Read that again and really ask yourself if you want a private company to have access to all that and the ability to do whatever it wants with your system at the OS level.

On a smartphone, you're trusting Apple or Google to make the OS. They already can do anything they want with your system. Do you read every line of code in every security update?
Humans do not want something sitting at the OS level, watching everything you do. Microsoft, famously, tried this and the backlash was immediate and intense.

If you believe you can do better, then build it! I don't think the tide has changed though.

Cowork is a dead end. Most people can’t operate onedrive.

Tools like Claude are best at answering things when the user understands the question.

Why did they even bother putting resources into that project?

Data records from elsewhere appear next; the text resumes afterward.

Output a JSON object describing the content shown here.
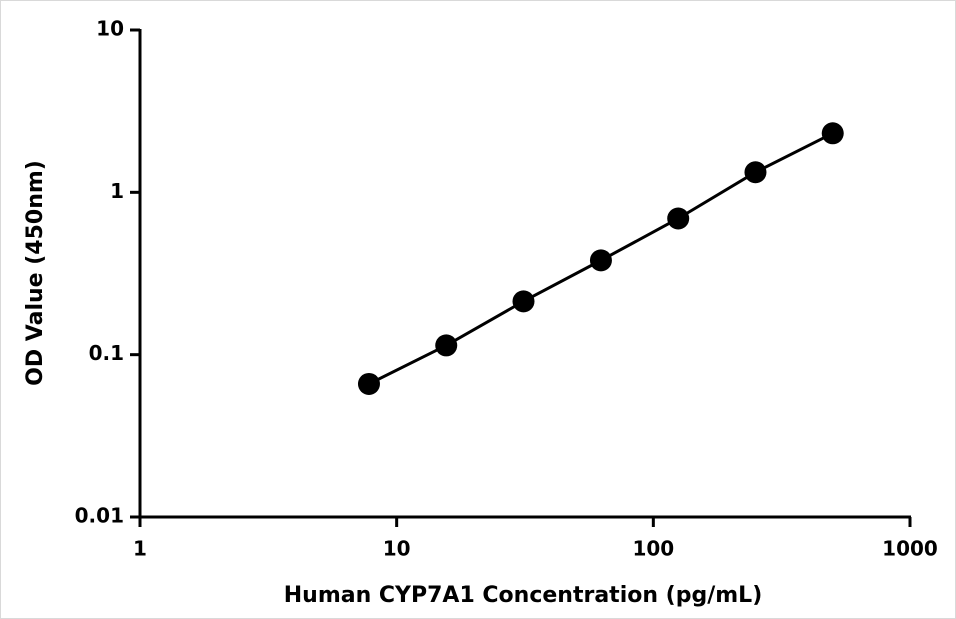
{
  "chart_data": {
    "type": "line",
    "x_label": "Human CYP7A1 Concentration (pg/mL)",
    "y_label": "OD Value (450nm)",
    "x": [
      7.8,
      15.6,
      31.2,
      62.5,
      125,
      250,
      500
    ],
    "values": [
      0.066,
      0.114,
      0.213,
      0.381,
      0.69,
      1.33,
      2.31
    ],
    "color": "#000000",
    "xscale": "log",
    "yscale": "log",
    "xlim": [
      1,
      1000
    ],
    "xticks": [
      1,
      10,
      100,
      1000
    ],
    "ylim": [
      0.01,
      10
    ],
    "yticks": [
      0.01,
      0.1,
      1,
      10
    ]
  }
}
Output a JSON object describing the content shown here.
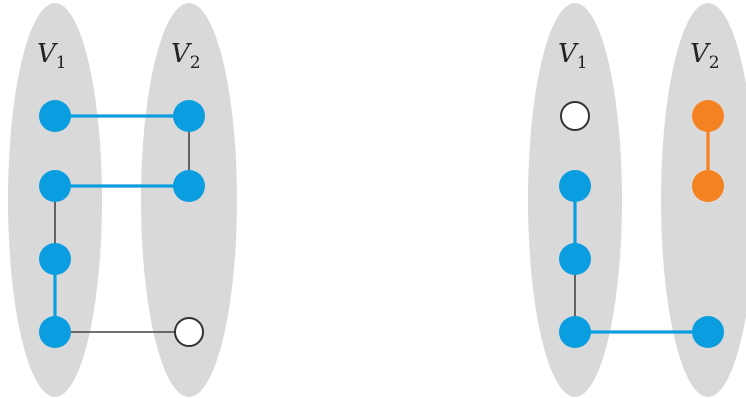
{
  "colors": {
    "ellipse": "#d9d9d9",
    "blue": "#0a9ee0",
    "orange": "#f58220",
    "white": "#ffffff",
    "stroke": "#333333",
    "edge_gray": "#444444"
  },
  "left_panel": {
    "v1": {
      "letter": "V",
      "sub": "1"
    },
    "v2": {
      "letter": "V",
      "sub": "2"
    }
  },
  "right_panel": {
    "v1": {
      "letter": "V",
      "sub": "1"
    },
    "v2": {
      "letter": "V",
      "sub": "2"
    }
  },
  "graphs": [
    {
      "name": "left",
      "nodes": [
        {
          "id": "a1",
          "fill": "blue"
        },
        {
          "id": "a2",
          "fill": "blue"
        },
        {
          "id": "a3",
          "fill": "blue"
        },
        {
          "id": "a4",
          "fill": "blue"
        },
        {
          "id": "b1",
          "fill": "blue"
        },
        {
          "id": "b2",
          "fill": "blue"
        },
        {
          "id": "b4",
          "fill": "white"
        }
      ],
      "edges": [
        {
          "from": "a1",
          "to": "b1",
          "color": "blue"
        },
        {
          "from": "b1",
          "to": "b2",
          "color": "gray"
        },
        {
          "from": "a2",
          "to": "b2",
          "color": "blue"
        },
        {
          "from": "a2",
          "to": "a3",
          "color": "gray"
        },
        {
          "from": "a3",
          "to": "a4",
          "color": "blue"
        },
        {
          "from": "a4",
          "to": "b4",
          "color": "gray"
        }
      ]
    },
    {
      "name": "right",
      "nodes": [
        {
          "id": "c1",
          "fill": "white"
        },
        {
          "id": "c2",
          "fill": "blue"
        },
        {
          "id": "c3",
          "fill": "blue"
        },
        {
          "id": "c4",
          "fill": "blue"
        },
        {
          "id": "d1",
          "fill": "orange"
        },
        {
          "id": "d2",
          "fill": "orange"
        },
        {
          "id": "d4",
          "fill": "blue"
        }
      ],
      "edges": [
        {
          "from": "d1",
          "to": "d2",
          "color": "orange"
        },
        {
          "from": "c2",
          "to": "c3",
          "color": "blue"
        },
        {
          "from": "c3",
          "to": "c4",
          "color": "gray"
        },
        {
          "from": "c4",
          "to": "d4",
          "color": "blue"
        }
      ]
    }
  ]
}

Bizarre.

It’s telling how scarce vision is.

It’s an incredibly useful product for the people who can use it.

It just isn’t the next Microsoft Office. A market of 10M people vs 2B!

"Push buttons for me" in the most common ways I see it used ("add this ticket to Jira so I don't have to") is a nice timesaver for being lazy but it's not a 10x multiplier to justify the subscribe-forever cost.

I think it's more likely that the companies that employ large numbers of people to perform manual push-the-button-then-the-other-button workflows will replace the tools that need button-pushing with other sorts of automation.

And outside of work I wouldn't spend any money on something to save myself the ten minutes of logging in to pay my credit cards or check my bank statements once a month or so. I have no real need for an always-running assistant and even the things that it seems most useful for today (beating unassisted humans to the punch for limited-quantity things) are only something it could help with as long as only a very few people have access.

An AI that consumes every document on the system in response to a simple search request is going to be fired just as quickly as a human who does the same thing not long after replacements able to use conventional search tools to efficiently accomplish the same task are widely available.

Similarly, customers who rely on AI cowork tools will come to favor systems and applications that expose AI-friendly interfaces, which shouldn't be difficult to implement in most cases under the assumption that the models in question are already good at consuming API documentation and writing code (and, for that matter, writing API documentation, refactoring, and generating relatively straightforward wrapper code).

I have less faith in the market's ability to effectively respond to security threats in a timely fashion, alas.

> What about "cowork", aiming to be the claude code of excel files and pdfs and screenshotting your desktop to tell you what's wrong?

I’ve been using these types of functions for a while for some specific use cases, and it’s super useful for this. Eg go into my budgeting app and explain to me why a certain discrepancy between forecast and actual occurred, which would otherwise cost me a huge amount of time.

I’ve also been using Cowriter AI, which actively learns from what you’re doing by taking screenshots of your screen every few seconds.

These types of utilities are just starting, they’re underexplored, and will definitely burn lots of tokens (while creating value).